Edge Retail Academy Blog

Setting Your Retail Price

by David Brown

Most retailers depend on a cost-plus mentality when it comes to setting their retail price on goods.

Cost-plus can be a good starting point since without knowing your cost you won’t know what you need to achieve to make a profit…but is your wholesale price a factor that your customers consider when they come to make a purchase decision? No of course not. Nor do they care. Their only interest is what value does the item have to them.

So should cost be the factor you use in determining the prices you set? Let’s come back to what cost is based on. Your vendor, like you, has determined what it cost him to purchase the raw materials and pay his jewelers on an hourly rate to create the piece. He then adds on his standard profit margin. Is this what the item is worth? Again no, he has charged you based on his inputs and overheads, and on the profit he feels he can seek on this item. Yet, two rings could be made by the same vendor with identical materials and the same length of labor time, and one may outsell the other by ten to one. Should they be the same retail price?

There is only one factor that has successfully determined the retail price of any item throughout history. It is the basis of economics and the fundamentals upon which capitalism was built, and that is the law of supply and demand. The market price for any item is invariably correct when the amount sought by a willing seller and the amount paid by a willing buyer meet. This price can depend on a number of factors – scarcity, appeal of the item, purpose for which the buyer is purchasing, and so on.

The fair price can vary from buyer to buyer and seller to seller depending on their individual needs, yet with too many products we insist on a “one price fits all” mentality. Airlines don’t do this – they have perfected the art of selling seats on a supply and demand basis. If you don’t believe me ask the guy next to you what he paid for his seat when you next fly. You will either get a pleasant surprise or a rude shock!

Likewise, just before Valentines Day, how much do you expect to pay for a dozen, long stemmed red roses? Two to three times more than at other times of the year. And yet, jewelers right across the Country are discounting their beautiful jewelry because they fail to understand what customers really want is value (not a cheap price), a quality product, great service and to buy from people they trust.

So how can we use supply and demand to set our pricing with jewelry?

First, get away from thinking in terms of cost. Show your staff any new item you are considering and ask them what they feel it should sell for without telling them the wholesale price. You would be surprised at the variety of responses you get, and this is from people who know and understand jewelry!

This is how your customers view your jewelry and the way you should look at it too. The components are not the important parts of an item, it is the overall look that matters. You know this when you look at that tired old pendant that has been sitting in the display case and compare it to the popular style beside it that seems to sell out every time you buy it in. They may cost you the same but their respective values to you and to the public are poles apart.
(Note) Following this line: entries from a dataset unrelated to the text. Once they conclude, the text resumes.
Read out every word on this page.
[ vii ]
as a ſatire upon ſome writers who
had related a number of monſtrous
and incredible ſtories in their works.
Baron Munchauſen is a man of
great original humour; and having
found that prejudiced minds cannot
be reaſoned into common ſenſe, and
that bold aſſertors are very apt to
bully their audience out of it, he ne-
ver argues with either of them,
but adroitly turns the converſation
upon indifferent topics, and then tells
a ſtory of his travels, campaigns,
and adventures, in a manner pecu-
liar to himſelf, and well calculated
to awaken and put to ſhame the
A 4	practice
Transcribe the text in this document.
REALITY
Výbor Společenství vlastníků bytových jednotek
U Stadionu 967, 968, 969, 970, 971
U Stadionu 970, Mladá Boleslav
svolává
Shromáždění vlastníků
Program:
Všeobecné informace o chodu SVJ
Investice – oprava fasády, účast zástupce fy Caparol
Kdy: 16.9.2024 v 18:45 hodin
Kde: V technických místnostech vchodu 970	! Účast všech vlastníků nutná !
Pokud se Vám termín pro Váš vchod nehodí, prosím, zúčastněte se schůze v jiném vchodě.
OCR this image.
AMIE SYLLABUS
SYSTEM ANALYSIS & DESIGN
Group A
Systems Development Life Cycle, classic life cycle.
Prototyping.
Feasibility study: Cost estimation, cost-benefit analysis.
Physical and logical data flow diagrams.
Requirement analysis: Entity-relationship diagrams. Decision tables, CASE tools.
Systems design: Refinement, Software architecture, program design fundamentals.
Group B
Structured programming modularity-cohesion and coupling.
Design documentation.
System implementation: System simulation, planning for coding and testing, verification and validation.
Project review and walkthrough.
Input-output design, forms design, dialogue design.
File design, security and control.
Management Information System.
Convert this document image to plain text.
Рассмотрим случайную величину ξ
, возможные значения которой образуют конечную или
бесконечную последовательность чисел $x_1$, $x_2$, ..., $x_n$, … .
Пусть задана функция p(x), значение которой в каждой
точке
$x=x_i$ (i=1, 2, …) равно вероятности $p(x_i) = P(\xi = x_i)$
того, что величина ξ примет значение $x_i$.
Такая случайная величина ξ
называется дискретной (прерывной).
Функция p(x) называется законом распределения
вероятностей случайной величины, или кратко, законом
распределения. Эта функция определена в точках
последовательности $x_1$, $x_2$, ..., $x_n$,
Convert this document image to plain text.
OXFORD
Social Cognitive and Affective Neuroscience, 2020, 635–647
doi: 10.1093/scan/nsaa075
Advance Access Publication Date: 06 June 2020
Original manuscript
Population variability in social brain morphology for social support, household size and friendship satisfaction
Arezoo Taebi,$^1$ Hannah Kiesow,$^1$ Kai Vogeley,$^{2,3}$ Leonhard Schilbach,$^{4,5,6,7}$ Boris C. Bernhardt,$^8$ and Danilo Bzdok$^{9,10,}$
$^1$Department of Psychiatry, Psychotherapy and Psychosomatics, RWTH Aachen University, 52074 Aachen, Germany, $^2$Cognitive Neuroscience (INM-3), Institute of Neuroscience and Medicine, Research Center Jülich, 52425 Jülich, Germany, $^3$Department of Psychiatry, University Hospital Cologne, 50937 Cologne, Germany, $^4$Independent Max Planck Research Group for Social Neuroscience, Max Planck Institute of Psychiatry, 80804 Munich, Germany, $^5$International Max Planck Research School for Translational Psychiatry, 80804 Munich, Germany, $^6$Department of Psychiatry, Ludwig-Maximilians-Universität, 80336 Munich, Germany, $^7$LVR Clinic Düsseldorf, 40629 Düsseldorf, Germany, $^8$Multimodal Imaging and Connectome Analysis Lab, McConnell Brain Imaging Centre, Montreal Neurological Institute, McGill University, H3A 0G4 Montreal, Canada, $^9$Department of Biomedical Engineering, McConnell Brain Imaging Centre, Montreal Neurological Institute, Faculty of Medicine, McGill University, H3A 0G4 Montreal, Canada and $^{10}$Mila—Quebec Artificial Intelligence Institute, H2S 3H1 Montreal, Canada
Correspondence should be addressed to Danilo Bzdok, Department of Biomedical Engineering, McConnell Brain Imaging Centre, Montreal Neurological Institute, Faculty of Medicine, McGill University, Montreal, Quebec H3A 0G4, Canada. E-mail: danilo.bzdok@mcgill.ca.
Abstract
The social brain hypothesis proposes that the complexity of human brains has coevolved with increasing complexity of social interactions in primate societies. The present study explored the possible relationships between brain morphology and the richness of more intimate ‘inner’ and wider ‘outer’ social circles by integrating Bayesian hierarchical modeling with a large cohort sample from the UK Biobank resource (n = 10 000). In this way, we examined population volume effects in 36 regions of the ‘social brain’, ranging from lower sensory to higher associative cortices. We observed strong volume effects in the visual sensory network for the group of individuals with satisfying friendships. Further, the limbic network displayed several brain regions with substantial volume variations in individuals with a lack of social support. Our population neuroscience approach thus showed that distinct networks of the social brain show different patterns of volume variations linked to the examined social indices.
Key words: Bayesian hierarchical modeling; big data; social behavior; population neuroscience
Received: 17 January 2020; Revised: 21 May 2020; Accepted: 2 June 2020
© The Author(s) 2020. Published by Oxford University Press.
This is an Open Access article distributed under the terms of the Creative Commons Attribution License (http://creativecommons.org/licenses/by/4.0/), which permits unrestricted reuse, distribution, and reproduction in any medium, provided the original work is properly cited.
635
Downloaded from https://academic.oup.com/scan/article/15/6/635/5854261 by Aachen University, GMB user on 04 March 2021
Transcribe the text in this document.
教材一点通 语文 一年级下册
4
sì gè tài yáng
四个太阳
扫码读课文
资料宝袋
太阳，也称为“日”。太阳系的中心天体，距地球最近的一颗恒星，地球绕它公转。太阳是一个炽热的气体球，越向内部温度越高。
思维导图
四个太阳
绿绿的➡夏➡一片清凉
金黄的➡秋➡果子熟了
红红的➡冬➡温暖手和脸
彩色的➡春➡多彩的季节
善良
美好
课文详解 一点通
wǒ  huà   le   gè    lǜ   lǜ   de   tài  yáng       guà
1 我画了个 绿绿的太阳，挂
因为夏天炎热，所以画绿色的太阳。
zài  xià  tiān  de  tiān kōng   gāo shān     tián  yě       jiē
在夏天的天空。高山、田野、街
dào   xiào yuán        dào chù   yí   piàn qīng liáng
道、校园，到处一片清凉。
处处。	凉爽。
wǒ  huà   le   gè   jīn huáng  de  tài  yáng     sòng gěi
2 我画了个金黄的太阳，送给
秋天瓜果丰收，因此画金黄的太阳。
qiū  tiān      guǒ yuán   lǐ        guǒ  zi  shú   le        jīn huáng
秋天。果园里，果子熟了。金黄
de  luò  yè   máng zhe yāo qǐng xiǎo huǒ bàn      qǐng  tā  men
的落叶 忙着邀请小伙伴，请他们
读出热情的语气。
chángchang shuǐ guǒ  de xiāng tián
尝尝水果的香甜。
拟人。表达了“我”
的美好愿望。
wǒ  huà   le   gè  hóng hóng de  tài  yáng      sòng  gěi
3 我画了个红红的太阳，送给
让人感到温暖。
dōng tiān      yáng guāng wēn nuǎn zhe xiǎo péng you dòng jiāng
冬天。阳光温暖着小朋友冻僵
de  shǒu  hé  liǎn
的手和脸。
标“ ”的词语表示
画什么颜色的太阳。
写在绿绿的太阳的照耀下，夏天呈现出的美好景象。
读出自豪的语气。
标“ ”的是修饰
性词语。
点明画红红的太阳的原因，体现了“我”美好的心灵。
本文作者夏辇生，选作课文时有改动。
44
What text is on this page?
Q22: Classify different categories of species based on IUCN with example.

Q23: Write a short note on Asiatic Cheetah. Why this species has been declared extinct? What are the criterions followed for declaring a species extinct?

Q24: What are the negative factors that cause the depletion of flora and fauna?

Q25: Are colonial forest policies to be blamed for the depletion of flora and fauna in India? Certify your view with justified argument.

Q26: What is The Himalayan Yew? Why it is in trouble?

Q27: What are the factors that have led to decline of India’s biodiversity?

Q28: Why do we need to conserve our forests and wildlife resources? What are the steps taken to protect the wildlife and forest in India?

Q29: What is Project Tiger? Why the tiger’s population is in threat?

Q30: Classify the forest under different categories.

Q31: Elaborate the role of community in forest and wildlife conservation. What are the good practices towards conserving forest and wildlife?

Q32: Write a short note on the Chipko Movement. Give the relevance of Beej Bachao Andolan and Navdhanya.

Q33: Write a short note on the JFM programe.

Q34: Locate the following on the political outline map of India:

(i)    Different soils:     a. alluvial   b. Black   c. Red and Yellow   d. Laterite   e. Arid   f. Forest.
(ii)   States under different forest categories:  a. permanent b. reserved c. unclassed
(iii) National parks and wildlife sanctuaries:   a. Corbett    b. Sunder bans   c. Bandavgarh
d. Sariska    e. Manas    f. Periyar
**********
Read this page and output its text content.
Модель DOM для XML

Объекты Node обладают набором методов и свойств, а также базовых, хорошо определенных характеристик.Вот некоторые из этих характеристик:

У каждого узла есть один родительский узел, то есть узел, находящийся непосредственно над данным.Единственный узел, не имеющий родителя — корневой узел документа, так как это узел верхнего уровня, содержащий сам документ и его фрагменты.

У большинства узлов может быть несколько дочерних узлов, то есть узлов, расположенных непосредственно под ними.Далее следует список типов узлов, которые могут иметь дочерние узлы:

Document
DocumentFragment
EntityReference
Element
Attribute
Set your retails based on what you think an item can sell for and then use cost to determine if that price provides sufficient profit.

Secondly, revisit the prices on your best selling items each time you reorder them back in (you do re-order them don’t you?). If you have a new item that sells quickly, at say $329, you’ve just learned something: The public likes it and there was little resistance to the price. Next time you buy it back in, try it at $395. But what if it doesn’t sell, I hear you saying. Then bring it back down to the original price after 40 days. All you have lost is a month to six weeks of trying the new price point. Now you may think it’s not worth it for $66 – and you’d be right if $66 were all we were talking about. But let’s multiply it across an entire store. If you carry 5000 product lines and 1000 of these are good sellers, and you received even an extra $20 each time you sell them, that would be worth $20,000 per year, assuming they only sold once.

Realistically however the good sellers probably average 3-4 sales per year, so now we are talking $60,000 to $80,000 per annum, and that’s straight profit as the item hasn’t cost you any more to buy back in.

Sure, some items won’t sell at the new price, but for every one that doesn’t there is another 4 or 5 that do. Now you get to the really good bit. What if the item sells straight away again at the new price? You put it up to the next price point of course! For every item that doesn’t sell at the new price, there will be others that will generate an extra $10, $20, $50 or more in additional profit because you recognized that not all items are created equal and some justify a premium price. Larger ticket items, of course, can justify an increase of $50, $100 or more relative to their value.

So, how do you know when you have reached the maximum price? When demand drops and sales begin to slow. The market will soon tell you what an item is worth. On line auctions like E Bay have been using the supply and demand approach for years. Your customers use it when they try to bargain your price down, so why shouldn’t you? Does it require effort to do this? Sure it does. I would suggest concentrating on the bigger ticket items first, because you have fewer items to monitor and you can get more bang for your buck. But based on the scenario outlined above. you could have a staff member sorting and re-sorting this product full-time and still turn a profit from the exercise.

Of course, the ultimate scenario would be to know how much each individual customer is prepared to pay for an item when they walk through the door, but that would involve the sort of mind reading skills that an article like this can’t cover!